If you fear being alone, this “fear“ will dominate your decisions and cause you to act against your real desire. It will lead you to accept being with people that you don’t really want to be with and jump from one relationship to another just to avoid being alone. You will continue friendships that leave you nothing and will violate your own principles and objectives just to avoid solitude. Your feelings of weakness and cowardice will debilitate your will because you have not overcome your worst enemy, the one that lies within you. The irony of it is that the enemy you avoid follows you like a shadow, in every waking and sleeping moment.
Nevertheless, if you do take advantage of the moments in life when you find yourself alone to investigate and scrutinize your inner self, you will demonstrate the courage to face your emotions and your weaknesses, and you will overcome the accuser, thus accepting yourself as you are, without the need to attach yourself to anything or anyone. You will value yourself, not for what you have or who you are with, but rather because of who you are from within.

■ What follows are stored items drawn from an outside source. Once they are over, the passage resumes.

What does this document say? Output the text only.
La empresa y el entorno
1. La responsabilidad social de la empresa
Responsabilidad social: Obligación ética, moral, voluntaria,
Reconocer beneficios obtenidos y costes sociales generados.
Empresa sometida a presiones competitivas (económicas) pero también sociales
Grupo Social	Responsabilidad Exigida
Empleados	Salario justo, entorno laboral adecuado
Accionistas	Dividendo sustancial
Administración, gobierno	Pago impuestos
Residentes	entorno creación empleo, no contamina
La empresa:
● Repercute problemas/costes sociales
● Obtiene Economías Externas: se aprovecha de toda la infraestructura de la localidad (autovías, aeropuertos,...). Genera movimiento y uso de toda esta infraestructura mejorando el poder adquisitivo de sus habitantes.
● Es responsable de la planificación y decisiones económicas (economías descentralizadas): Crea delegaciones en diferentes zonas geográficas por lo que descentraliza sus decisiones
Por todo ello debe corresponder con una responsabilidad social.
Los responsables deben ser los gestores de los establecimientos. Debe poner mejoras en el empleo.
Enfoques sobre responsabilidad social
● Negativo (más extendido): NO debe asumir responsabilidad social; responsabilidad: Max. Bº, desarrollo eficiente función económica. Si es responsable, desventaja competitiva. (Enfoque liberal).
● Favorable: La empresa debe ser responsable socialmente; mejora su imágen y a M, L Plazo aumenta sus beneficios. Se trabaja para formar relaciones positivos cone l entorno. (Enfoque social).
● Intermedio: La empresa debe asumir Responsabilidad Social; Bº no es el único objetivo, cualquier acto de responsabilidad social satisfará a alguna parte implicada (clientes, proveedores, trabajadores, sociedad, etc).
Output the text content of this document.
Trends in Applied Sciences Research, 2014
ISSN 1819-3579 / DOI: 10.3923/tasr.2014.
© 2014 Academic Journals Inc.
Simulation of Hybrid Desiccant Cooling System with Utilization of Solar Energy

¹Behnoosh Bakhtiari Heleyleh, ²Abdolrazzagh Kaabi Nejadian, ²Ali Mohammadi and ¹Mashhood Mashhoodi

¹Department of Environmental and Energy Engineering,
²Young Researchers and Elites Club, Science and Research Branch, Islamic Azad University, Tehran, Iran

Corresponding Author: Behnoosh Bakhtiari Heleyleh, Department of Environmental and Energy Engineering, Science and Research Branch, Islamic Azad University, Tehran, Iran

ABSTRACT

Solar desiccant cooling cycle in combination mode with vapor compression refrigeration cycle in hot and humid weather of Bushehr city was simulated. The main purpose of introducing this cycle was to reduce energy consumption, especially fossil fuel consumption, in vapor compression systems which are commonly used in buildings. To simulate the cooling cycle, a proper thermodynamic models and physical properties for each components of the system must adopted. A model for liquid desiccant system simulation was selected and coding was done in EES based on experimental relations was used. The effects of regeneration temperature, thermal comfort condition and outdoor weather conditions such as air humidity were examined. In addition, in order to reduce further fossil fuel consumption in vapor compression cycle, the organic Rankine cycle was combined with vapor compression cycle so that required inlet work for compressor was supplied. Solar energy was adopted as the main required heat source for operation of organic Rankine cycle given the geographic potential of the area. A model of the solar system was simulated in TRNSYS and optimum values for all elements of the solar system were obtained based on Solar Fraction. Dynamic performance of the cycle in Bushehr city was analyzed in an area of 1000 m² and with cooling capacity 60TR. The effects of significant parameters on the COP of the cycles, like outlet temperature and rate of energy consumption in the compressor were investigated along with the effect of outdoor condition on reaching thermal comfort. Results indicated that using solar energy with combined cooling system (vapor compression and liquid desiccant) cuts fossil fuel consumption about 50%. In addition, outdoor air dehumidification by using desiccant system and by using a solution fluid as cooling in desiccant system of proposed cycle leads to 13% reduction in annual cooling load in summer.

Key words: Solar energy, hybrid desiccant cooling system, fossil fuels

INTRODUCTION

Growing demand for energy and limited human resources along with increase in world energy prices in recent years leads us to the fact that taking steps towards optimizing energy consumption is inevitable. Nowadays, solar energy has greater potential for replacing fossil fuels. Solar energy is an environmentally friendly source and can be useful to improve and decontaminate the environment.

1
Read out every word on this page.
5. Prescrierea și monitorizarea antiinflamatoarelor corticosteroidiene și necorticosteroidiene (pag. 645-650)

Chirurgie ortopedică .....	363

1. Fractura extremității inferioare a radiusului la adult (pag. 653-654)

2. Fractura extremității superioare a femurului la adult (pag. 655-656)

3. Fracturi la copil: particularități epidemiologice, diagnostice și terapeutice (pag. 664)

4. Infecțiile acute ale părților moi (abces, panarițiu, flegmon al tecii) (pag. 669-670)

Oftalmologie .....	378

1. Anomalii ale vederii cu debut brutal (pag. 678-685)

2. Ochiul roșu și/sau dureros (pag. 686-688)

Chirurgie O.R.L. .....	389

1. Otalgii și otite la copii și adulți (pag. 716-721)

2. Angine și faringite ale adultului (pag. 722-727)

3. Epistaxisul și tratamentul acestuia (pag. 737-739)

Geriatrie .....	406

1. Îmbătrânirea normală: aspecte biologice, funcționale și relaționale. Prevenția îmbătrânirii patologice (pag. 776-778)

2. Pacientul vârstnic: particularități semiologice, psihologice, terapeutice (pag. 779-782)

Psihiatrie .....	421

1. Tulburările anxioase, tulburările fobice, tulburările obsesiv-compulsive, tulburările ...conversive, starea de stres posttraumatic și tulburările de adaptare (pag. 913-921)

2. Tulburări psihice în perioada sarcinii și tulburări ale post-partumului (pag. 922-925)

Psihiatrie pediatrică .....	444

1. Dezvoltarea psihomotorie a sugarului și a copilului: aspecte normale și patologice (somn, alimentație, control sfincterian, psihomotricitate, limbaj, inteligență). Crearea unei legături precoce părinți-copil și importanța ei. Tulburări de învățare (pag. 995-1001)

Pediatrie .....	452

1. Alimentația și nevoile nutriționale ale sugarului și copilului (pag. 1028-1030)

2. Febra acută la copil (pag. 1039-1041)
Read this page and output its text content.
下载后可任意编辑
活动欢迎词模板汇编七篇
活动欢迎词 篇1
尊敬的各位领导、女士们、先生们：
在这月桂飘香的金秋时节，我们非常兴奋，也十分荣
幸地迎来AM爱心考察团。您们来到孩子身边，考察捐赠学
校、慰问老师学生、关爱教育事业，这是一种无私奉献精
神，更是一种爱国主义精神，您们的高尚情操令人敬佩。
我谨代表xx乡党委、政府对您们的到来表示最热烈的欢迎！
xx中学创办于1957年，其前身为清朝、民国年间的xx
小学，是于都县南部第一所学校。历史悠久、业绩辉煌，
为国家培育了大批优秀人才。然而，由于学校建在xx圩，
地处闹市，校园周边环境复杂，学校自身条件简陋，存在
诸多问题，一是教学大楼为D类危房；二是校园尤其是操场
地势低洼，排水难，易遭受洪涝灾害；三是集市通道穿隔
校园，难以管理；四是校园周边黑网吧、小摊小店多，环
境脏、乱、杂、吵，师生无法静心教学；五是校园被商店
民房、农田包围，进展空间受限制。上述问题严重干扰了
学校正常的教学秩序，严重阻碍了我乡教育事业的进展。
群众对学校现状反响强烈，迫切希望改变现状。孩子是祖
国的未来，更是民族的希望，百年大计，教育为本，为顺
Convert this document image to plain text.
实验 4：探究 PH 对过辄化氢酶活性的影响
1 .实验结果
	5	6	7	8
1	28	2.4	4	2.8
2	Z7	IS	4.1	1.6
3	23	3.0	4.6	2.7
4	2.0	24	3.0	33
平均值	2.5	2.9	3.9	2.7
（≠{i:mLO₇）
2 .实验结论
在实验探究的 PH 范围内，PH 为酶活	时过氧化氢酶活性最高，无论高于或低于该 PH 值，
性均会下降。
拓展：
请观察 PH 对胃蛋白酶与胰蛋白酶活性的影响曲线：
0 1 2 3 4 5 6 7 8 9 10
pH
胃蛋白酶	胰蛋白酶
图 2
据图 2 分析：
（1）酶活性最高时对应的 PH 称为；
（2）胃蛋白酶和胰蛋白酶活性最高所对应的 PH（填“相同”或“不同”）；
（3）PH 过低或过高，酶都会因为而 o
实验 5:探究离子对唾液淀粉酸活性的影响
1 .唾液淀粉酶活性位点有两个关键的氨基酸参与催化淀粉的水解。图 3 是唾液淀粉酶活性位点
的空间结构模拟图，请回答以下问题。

After many long struggles with your shadows and countless meaningful moments of solitude, you will know who you are and who you are not, and you will be able to let go of the external labels that define you and the multiple masks under which your “self” hides. Use your masks as you like, they are useful in life, but know that you are not them. When you accept yourself in weakness and in strength, you will no longer have to defend or justify yourself, or act to please others. This does not mean debility; the skilled warrior contains his strength within himself, knows his Aquilles’ weak ankle, and does not need to prove himself. He knows who he is and what he is capable of. He is, and that “IS” does not depend on anything or anyone. It is his truth – a force that lies beyond the reach of the world, untouchable, unbreakable because it is internal, not external.
Dare to know yourself, do not flee from your condition, find your internal value, and learn to conquer that force within you, which is you!